Так получилось, что незадолго до конца семестра в нашем классе фуги появился Танеев. Мне очень жаль, что он дал мне только два урока. Однако из этих двух уроков я почерпнул больше, чем за весь предыдущий год. Танеев начал занятие с удивительного вопроса: «Вы знаете, что такое фуга?» Еще более удивительным было молчание, воцарившееся в ответ. Тогда он сел, и не за кафедру, а за обыкновенный стол, среди нас, и на двух больших нотных листках набросал бесчисленные примеры тем фуг и ответов на них из его собственных произведений и из классики. Для меня это было откровением. Именно тогда, впервые, я начал понимать, что представляет собой фуга и какие знания требуются для того, чтобы написать ее. Предмет оказался настолько увлекательным, что я начал работать над фугой с огромной радостью.

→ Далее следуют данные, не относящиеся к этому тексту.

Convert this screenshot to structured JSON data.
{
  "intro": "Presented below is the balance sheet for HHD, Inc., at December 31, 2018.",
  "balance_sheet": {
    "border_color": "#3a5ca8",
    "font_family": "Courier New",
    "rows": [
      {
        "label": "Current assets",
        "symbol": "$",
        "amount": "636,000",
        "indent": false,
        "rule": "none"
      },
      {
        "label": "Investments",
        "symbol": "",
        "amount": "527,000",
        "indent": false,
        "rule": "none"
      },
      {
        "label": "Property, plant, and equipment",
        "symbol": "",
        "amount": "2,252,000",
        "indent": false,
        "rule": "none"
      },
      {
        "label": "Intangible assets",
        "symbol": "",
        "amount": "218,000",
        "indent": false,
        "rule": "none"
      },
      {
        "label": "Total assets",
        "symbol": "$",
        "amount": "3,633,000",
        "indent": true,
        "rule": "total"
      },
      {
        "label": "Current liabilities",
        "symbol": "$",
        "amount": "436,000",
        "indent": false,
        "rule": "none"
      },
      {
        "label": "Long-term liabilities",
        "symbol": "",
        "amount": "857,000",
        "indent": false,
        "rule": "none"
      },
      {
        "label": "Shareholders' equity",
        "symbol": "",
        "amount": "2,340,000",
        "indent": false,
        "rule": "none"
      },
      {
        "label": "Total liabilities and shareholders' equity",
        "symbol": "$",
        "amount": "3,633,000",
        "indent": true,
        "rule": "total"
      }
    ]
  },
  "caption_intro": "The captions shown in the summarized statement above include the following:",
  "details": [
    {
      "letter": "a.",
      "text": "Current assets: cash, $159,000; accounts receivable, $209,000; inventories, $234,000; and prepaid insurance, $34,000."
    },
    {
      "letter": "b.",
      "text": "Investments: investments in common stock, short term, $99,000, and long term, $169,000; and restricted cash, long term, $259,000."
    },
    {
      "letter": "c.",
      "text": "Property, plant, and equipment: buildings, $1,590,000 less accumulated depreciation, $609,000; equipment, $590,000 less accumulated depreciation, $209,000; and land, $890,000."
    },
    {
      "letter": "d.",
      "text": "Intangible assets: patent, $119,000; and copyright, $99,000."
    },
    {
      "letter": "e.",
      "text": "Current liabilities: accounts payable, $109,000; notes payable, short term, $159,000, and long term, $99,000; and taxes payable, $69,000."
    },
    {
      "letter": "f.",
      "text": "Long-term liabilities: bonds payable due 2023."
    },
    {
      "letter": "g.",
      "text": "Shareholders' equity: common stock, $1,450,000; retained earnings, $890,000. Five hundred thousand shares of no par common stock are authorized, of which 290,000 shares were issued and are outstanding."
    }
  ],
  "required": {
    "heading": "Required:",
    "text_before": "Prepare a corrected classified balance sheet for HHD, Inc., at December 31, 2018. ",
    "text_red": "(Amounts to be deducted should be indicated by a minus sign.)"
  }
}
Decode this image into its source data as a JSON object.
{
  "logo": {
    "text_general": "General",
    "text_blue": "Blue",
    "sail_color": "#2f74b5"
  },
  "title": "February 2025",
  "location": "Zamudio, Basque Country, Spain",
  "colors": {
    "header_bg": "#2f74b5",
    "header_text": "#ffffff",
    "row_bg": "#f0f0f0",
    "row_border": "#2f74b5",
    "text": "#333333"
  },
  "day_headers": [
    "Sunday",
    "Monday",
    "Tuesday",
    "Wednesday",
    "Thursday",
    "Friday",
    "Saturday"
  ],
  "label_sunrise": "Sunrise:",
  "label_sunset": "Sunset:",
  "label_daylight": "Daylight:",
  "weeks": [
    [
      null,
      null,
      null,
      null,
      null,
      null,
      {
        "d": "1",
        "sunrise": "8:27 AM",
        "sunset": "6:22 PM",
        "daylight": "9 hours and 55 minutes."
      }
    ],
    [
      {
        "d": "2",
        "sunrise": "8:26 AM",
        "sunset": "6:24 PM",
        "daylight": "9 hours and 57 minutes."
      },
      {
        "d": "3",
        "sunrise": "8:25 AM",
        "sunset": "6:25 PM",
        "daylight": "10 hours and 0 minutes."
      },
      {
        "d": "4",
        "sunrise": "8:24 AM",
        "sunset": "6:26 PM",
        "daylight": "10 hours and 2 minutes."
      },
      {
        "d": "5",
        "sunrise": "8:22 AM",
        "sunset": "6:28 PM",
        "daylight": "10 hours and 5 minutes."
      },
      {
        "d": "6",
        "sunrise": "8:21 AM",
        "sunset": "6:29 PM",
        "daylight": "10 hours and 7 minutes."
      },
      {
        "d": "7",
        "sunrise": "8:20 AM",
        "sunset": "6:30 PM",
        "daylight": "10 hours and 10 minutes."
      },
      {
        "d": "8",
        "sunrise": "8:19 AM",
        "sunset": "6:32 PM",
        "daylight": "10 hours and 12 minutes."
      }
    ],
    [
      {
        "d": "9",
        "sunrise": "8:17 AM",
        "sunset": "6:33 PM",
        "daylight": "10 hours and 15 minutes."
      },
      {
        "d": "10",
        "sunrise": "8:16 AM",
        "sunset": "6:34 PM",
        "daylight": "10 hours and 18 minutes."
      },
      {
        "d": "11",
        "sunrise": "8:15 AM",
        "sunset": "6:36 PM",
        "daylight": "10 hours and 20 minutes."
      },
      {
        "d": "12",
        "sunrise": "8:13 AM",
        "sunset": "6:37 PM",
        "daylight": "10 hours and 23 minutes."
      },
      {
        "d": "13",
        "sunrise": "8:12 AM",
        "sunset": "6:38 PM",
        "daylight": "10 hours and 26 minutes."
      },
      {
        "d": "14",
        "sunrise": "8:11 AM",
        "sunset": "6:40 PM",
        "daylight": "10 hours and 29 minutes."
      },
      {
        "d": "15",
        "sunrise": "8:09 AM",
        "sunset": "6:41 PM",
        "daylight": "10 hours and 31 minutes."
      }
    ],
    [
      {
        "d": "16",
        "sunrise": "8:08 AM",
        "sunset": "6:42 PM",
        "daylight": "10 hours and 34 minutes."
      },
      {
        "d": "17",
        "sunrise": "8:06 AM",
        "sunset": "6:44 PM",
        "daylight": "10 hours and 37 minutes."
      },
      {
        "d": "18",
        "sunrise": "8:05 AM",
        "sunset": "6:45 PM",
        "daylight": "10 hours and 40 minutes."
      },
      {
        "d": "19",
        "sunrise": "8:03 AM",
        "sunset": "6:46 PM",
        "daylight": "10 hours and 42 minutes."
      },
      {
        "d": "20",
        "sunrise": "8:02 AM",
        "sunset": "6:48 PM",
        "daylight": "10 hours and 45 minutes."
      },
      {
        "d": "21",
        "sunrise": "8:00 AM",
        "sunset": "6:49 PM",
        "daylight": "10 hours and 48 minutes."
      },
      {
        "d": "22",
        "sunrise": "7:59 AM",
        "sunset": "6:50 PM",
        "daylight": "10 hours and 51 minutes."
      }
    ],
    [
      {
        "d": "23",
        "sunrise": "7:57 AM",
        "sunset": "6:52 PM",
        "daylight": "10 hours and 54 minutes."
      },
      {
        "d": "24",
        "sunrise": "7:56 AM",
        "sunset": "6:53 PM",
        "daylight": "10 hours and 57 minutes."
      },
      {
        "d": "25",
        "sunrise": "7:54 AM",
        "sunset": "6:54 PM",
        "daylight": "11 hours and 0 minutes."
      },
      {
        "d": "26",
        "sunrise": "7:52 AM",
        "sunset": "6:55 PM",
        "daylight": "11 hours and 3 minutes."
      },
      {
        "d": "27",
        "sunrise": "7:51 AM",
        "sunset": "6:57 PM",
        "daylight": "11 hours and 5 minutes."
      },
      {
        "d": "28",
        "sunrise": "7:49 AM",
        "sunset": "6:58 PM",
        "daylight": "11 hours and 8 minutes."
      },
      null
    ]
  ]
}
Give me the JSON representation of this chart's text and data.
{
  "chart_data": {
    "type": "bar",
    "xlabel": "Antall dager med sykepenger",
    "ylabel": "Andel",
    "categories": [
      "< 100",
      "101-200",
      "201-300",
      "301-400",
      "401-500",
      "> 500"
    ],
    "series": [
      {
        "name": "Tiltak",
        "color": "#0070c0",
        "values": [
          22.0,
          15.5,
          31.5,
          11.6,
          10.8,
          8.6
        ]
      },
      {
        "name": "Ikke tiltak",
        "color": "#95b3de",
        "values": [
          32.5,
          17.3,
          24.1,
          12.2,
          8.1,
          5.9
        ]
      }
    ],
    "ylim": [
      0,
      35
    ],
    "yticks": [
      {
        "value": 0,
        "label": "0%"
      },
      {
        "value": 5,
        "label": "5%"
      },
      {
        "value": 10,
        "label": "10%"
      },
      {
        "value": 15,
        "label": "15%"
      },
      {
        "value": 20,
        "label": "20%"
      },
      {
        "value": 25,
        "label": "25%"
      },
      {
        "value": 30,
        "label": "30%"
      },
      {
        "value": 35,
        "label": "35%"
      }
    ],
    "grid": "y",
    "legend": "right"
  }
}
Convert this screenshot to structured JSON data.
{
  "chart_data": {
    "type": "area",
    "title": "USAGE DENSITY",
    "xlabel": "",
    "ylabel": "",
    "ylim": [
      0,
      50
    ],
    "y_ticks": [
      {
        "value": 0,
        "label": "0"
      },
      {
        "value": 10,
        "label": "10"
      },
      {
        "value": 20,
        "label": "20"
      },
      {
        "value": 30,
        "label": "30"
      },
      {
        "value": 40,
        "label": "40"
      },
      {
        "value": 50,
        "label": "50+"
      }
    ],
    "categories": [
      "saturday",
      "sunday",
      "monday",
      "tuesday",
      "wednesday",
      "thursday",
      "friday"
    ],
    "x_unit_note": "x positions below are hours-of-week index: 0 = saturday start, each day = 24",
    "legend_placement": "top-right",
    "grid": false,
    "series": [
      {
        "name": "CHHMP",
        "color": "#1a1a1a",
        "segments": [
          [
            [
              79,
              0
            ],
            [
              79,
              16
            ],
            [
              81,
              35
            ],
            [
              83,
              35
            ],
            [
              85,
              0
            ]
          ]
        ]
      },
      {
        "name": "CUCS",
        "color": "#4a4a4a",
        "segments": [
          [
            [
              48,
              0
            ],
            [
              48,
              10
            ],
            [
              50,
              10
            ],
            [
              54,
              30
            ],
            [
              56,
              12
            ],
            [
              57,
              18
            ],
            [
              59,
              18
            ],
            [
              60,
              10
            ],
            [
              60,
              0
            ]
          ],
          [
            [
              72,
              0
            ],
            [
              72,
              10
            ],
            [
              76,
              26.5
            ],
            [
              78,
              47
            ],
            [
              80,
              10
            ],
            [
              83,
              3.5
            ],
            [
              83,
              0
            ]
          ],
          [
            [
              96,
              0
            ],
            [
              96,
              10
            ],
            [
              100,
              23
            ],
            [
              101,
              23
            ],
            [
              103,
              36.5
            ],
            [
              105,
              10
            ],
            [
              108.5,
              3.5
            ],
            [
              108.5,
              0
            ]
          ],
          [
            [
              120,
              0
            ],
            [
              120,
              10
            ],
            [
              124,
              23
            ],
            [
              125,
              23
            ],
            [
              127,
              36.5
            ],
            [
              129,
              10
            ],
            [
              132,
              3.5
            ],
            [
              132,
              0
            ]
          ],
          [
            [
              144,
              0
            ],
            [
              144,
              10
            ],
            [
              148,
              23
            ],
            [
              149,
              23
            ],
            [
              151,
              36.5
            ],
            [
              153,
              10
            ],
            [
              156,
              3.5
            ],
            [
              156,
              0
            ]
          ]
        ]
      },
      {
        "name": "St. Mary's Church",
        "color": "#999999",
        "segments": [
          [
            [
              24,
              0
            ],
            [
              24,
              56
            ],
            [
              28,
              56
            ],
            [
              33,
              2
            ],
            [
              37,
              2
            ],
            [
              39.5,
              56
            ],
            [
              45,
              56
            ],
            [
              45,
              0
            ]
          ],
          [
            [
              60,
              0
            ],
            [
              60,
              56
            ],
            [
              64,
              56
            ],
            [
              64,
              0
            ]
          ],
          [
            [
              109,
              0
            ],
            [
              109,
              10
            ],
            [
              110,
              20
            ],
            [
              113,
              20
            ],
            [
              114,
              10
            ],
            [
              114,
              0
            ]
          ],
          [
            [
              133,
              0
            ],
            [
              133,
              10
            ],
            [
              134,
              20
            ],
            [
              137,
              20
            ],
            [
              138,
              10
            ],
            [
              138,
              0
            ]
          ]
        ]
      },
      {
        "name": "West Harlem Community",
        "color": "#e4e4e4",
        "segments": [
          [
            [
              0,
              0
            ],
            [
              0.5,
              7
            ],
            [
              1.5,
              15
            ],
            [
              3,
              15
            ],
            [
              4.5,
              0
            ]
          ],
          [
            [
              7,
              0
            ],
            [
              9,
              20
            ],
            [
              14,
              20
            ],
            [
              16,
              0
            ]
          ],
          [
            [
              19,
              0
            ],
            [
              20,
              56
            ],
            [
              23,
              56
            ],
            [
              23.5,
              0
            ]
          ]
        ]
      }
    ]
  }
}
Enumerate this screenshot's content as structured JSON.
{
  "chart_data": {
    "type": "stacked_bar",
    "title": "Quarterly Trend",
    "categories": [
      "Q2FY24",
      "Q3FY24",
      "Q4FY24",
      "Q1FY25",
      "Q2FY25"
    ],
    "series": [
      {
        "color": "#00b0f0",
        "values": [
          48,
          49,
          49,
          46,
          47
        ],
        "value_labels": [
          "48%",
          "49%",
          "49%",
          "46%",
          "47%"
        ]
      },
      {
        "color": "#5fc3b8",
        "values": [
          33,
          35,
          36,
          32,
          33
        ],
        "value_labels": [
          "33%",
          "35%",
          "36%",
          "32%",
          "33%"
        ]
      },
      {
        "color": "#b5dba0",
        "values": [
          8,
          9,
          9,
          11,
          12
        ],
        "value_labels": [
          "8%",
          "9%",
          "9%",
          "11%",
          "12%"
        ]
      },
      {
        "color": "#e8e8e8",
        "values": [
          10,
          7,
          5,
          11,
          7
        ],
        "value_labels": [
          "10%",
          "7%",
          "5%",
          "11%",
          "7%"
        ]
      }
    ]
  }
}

В это время между Сафоновым и Зилоти произошли жестокие разногласия. Ссора становилась все более острой и привела к тому, что Зилоти подал прошение об увольнении и принял решение не возвращаться в Москву на следующую осень[31]. Курс по фортепиано был рассчитан на четыре года, так что мне оставалось заниматься по крайней мере еще один год. А поскольку у меня не было никакого желания заниматься с другим педагогом и привыкать к новым методам, я принял героическое решение. Я пошел к Сафонову и сказал ему, что буду держать экзамен по фортепиано в нынешнем году. К моему великому удивлению, он согласился – ведь я учился не у него и он не был заинтересован во мне как в пианисте. Он даже намекнул, что я рожден не для этого.

«Я знаю, – говорил он мне не однажды, – что ваши интересы в другом», – имея в виду, очевидно, композиторское поприще.

Как бы то ни было, мне дали экзаменационную программу: Сонату Бетховена (Вальдштейн)[32] и первую часть си-минорной Сонаты Шопена. К моему собственному, равно как и Зилоти, удивлению, я выдержал экзамен с отличием. Таким образом, я получил следующую оценку, которая вела меня к «Большой золотой медали».

К несчастью, экзамен по классу фуги, бывший переводным в класс свободного сочинения, проходил в один день с экзаменом по фортепиано. Но консерватория пошла мне навстречу, и я получил разрешение сдать экзамен на день позже, так что три моих одноклассника отправились в заточение без меня. Тема фуги была чрезвычайно запутанной. Найти правильный ответ оказалось тем более трудно, что возникла неясность, была ли это fuga reale или fuga de tono. Аренский считал, что все экзаменующиеся ответили неправильно. Мне, однако, снова повезло. Возвращаясь после экзамена по фортепиано домой, я заметил, что передо мной идут Сафонов и Аренский, погруженные в ожесточенный спор. Поравнявшись с ними, я услышал, что речь идет именно об этой фуге. Как раз в этот момент Сафонов стал насвистывать ответ, который он считал правильным. Во время экзамена на следующий день я удивил Аренского, правильно построив ответ. Результат оказался тот же, что и на экзамене по фортепиано: пятерка с маленьким плюсом»[33].


Небезынтересно, что Александр Скрябин не выдержал переходного экзамена из класса фуги в класс свободного сочинения. Однако ему разрешили учиться в классе свободного сочинения при условии, что к осеннему экзамену он представит шесть безошибочно решенных фуг, которые ему нужно было написать за летние каникулы[34]. Этот инцидент показывает те исключительно строгие требования, которые предъявлялись к студентам Московской и Петербургской консерваторий. Можно было не сомневаться, что обладатель диплома «Свободный художник», выпущенный из любого из этих учебных заведений, был настоящим музыкантом и знал свое дело.